Bond Investors’ Dichotomy

George Bory, CFA, Fixed Income Strategy/Portfolio Strategist

Partner Content

Bond Investors’ Dichotomy


The current dichotomy in fixed income is the upsurge in inflation over the past year, while bond yields have remained stubbornly low. As a result, much of the world’s bond market—at least in the developed world—currently offers deeply negative real yields when compared with current inflation rates and modestly negative yields when compared with medium-term inflation expectations.

To be fair, since the start of the year, bond investors seem to be more intensely involved and have started to reprice the entire term structure of the yield curve to reflect the very real possibility that monetary policy will need to get much tighter more quickly if central banks want to or need to get inflation under control. Indeed, the bond market is now pricing in three to four rate hikes in the U.S. in 2022 and a high probability that the Federal Reserve (Fed) will wind down its current quantitative easing program very quickly and may even start quantitative tightening in the second half of the year.

The best-case scenario for central banks and the market is that inflation organically decelerates in an orderly fashion, which would temper the need for central banks to react aggressively. But inflation is only one side of the coin—the other is the labor market. Recent reports show the U.S. economy is quickly reaching “full” employment. With U.S. headline inflation currently running around 7% and unemployment under 4%, a federal funds target rate at 0.125% and a 10-year U.S. Treasury yield at 1.75% seem out of line. This conundrum presents a meaningful challenge to bond investors trying to preserve purchasing power in the face of persistent inflation pressures and rapidly changing central bank expectations.

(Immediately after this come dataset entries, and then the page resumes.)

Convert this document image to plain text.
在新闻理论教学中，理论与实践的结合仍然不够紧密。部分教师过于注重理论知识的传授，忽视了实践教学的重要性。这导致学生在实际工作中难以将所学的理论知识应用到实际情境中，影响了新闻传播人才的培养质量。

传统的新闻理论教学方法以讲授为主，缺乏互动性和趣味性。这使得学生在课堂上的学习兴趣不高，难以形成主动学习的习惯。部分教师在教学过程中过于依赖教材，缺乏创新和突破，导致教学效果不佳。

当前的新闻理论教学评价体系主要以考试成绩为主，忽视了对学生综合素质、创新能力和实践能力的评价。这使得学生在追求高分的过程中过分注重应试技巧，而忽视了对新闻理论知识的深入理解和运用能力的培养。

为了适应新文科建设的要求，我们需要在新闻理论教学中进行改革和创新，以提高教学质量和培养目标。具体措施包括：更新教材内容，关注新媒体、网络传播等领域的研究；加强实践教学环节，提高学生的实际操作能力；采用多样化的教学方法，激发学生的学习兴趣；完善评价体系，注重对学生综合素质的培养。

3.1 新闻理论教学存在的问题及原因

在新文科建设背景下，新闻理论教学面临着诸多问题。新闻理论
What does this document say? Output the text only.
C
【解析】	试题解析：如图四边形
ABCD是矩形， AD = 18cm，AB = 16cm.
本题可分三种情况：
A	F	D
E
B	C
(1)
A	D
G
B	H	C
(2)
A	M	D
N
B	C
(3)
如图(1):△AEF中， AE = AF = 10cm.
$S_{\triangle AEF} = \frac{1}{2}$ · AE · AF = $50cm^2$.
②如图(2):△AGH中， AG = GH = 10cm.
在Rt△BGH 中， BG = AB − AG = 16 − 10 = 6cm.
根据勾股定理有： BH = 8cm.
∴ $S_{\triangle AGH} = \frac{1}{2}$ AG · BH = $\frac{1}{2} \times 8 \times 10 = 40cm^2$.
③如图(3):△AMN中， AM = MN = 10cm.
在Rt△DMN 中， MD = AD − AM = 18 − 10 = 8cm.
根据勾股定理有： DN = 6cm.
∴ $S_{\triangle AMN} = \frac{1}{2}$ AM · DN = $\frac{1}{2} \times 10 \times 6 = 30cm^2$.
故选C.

So, what are we doing in our fixed-income strategies to manage through this period of volatility? To borrow a sports analogy, the best offense is a good defense.

  1. Our first line of defense has been duration management. Most of our strategies came into the year modestly short duration. The recent backup in yields provided an opportunity to cover some of these shorts, but our bias remains cautious with respect to duration and we would likely reset shorts if bond prices were to rally again.
  2. Our second line of defense is using diversified sources of income in portfolios where possible. When fixed-income volatility increases, it’s critically important to diversify sources of income so cash flows can be reinvested on a steady and regular basis. As most fixed-income investors know, the power of compounding interest is the primary driver of portfolio returns.
  3. Our third line of defense is using Treasury Inflation-Protected Securities (TIPS) and floating-rate structures, where possible. To be fair, U.S. TIPS are very expensive and do not offer great value at the moment, but they can provide good protection as a hedge against higher-than-expected inflation. In addition, floating-rate bonds and loans should perform nicely if the Fed truly does embark on a rate-tightening cycle.
  4. Our fourth line of defense is “spread product,” which are bonds that trade at a yield higher than U.S. Treasuries (that is at a spread to U.S. Treasuries). This includes corporate bonds, mortgage-backed securities, structured products, and loans. Economic fundamentals should be quite favorable to the creditworthiness of non-government-related borrowers. In addition, bond supply should decline as borrowers reduce the amount they borrow as the cost of the debt rises. Furthermore, the “real” cost of debt remains extremely low, and often negative, for many borrowers. However, tighter monetary policy will eventually erode creditworthiness as the cost of debt rises and availability of debt is constrained. To be clear, we do not believe we are at that point in the cycle, and we still favor holding various forms of spread product in most of our portfolios, but we have been steadily reducing those allocations over the past six months and moving up in quality in anticipation of less favorable borrowing conditions. Our deep fundamental research is laser focused on evaluating cash flow certainty and possible pressure points for each borrower over the coming months and years.
  5. Finally, our fifth line of defense is positive real yields. Given the current rate of inflation and level of interest rates available in the market, this is hard to come by. But, we continue to look for bonds and issuers that offer positive real yields to help offset the erosion of purchasing power in other parts of the portfolio. Short-duration high-yield bonds and leveraged loans are two segments of the fixed-income market that currently offer positive real yields (versus medium-term inflation expectations) and are in the cyclical sweet spot economically.

At some point, hopefully in 2022, we would like to pivot from defense to offense in our fixed-income strategies, but we recognize that the favorable economic tailwinds of late 2020 and 2021 are likely to fade in 2022 and turn to headwinds. Our objective is to position portfolios to be nimble enough to capitalize on market dislocations when they occur and recoup any mark-to-market losses incurred due to higher rates. When coupled with a steady stream of diversified income, we believe our portfolios are well positioned to weather volatility in 2022.